A new study that was published in the New England Journal of Medicine, found that there are many implications when debating the health concerns and benefits of coffee.
“The big picture finding is that there isn’t just one single health-related consequence of consuming coffee, but that the reality is more complicated than that,” said Dr. Gregory Marcus, a cardiologist and professor of medicine at the University of California, San Francisco and lead author on the study, per CNN.
As one of the most consumed beverages worldwide, it is no question that people want to know how it affects their bodies.
In the study, 100 healthy adults in the San Fransisco area had their health continuously monitored with a wrist-worn accelerometer, an electrocardiogram device and a glucose monitor over a two-week period.
The research participants were texted at random times to either consume or avoid caffeinated coffee.
The study found that on days when participants drank coffee, they became more active, showing an average increase of 1,000 steps a day. However, it also found that on days when coffee was consumed, participants took about 36 minutes longer to fall asleep.
Researchers also looked into the effects coffee had on common heart palpitations that can occur in healthy adults.
Premature atrial contractions, a common heart palpitation, was not deemed a risk for healthy individuals.

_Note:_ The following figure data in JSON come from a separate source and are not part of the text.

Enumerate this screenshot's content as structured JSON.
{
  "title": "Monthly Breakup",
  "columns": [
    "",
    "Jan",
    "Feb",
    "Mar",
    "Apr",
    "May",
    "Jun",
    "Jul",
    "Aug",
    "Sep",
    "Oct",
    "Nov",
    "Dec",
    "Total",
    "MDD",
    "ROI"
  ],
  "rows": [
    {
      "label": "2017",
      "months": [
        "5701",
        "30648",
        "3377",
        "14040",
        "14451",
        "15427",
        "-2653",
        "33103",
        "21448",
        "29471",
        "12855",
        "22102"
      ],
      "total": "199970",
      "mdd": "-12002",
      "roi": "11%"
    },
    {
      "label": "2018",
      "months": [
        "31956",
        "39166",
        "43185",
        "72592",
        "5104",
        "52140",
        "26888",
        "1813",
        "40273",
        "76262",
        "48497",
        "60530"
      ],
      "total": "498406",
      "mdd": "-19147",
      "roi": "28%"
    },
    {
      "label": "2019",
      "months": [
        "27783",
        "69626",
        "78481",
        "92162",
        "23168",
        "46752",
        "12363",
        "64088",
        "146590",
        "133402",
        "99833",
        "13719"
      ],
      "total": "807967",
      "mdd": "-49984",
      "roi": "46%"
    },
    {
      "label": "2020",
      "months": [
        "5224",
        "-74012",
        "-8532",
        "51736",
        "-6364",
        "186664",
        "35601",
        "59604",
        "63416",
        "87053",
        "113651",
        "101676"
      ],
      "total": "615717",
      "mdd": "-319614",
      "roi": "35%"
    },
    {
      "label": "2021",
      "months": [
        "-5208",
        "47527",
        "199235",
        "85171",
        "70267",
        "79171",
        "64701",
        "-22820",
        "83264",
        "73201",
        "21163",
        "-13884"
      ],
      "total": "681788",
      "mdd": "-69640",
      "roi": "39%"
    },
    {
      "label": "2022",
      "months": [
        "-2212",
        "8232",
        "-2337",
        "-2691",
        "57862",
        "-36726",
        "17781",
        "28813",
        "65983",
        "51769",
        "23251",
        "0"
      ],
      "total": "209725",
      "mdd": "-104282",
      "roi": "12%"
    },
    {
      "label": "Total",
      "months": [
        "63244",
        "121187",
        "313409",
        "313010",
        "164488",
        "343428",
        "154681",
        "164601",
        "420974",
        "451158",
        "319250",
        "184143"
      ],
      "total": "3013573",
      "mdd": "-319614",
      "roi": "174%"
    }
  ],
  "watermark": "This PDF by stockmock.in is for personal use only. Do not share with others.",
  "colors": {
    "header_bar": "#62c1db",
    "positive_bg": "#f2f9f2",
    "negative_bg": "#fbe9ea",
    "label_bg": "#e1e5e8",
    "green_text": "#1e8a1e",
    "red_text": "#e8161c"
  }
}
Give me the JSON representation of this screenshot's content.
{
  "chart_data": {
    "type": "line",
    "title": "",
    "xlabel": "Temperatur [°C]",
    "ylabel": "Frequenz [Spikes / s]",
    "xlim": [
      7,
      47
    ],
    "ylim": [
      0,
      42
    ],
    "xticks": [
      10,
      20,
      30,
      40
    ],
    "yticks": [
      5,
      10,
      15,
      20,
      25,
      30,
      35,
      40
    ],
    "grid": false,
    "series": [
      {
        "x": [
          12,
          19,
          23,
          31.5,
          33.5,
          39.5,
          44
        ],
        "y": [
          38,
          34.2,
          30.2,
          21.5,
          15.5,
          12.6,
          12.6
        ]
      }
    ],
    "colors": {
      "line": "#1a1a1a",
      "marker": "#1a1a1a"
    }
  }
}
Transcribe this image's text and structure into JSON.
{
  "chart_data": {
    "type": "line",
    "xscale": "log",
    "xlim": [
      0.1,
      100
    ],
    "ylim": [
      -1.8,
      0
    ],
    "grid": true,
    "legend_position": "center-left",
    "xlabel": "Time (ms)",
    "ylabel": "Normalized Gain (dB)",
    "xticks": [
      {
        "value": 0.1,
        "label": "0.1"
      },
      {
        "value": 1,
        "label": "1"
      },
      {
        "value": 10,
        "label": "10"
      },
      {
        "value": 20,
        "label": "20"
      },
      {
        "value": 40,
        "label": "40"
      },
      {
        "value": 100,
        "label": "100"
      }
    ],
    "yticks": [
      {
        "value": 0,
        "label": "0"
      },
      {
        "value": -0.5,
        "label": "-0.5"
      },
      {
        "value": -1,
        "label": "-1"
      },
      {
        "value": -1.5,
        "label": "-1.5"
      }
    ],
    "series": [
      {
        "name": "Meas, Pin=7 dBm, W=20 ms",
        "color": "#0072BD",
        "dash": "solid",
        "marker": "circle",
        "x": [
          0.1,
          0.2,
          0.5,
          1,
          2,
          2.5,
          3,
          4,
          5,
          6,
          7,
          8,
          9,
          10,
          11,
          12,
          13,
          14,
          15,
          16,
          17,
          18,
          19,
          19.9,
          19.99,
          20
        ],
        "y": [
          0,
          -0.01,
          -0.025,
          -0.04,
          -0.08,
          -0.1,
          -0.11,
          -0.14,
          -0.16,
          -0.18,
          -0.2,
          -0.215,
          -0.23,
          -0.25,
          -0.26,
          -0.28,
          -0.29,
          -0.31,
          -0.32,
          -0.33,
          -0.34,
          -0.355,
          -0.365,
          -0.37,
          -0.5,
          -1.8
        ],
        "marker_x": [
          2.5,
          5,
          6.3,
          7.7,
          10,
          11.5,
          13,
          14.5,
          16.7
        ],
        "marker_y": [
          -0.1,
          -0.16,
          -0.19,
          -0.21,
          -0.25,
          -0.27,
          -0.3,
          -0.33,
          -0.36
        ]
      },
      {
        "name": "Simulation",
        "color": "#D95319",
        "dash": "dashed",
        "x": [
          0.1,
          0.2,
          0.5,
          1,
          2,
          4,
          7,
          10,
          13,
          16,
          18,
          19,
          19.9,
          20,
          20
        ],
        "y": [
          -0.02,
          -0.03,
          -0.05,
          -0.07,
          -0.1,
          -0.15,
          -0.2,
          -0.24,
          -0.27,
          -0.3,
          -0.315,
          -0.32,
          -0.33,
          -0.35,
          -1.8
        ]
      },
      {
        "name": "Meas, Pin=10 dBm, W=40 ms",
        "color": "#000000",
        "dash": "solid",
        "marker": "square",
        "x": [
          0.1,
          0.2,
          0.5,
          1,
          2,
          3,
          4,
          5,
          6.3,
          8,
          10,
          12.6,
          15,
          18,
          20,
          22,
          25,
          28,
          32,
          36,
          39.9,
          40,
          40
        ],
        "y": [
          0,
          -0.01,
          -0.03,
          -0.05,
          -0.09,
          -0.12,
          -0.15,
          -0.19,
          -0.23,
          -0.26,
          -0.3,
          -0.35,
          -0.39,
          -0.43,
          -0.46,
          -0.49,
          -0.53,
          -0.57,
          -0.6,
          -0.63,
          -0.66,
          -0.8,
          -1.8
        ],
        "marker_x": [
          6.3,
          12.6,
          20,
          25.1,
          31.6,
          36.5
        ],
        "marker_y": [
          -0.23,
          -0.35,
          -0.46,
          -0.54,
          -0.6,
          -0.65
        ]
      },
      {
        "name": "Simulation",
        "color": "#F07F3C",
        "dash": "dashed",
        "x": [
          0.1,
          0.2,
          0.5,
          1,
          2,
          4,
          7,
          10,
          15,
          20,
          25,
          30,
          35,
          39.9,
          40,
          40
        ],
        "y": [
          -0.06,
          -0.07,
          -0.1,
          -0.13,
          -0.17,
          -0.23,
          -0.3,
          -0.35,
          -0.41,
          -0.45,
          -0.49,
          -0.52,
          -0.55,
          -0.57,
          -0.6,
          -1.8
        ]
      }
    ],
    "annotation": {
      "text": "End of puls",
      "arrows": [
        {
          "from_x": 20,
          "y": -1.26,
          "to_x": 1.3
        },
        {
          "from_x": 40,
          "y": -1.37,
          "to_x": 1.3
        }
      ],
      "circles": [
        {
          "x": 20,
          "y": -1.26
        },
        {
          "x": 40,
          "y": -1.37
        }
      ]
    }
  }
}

The study did find that coffee consumption can lead to an increase of premature ventricular contractions, an irregular heartbeat that is usually no cause for alarm.
The outcomes of the study led researchers to understand that consistently consuming coffee can have a plethora of outcomes.
“The reality is that coffee is not all good or all bad — it has different effects,” Marcus said “In general, this study suggests that coffee consumption is almost certainly generally safe. But people should recognize that there are these real and measurable physiological effects that could — depending on the individual and their goals of care — be harmful or helpful,” per The Washington Post.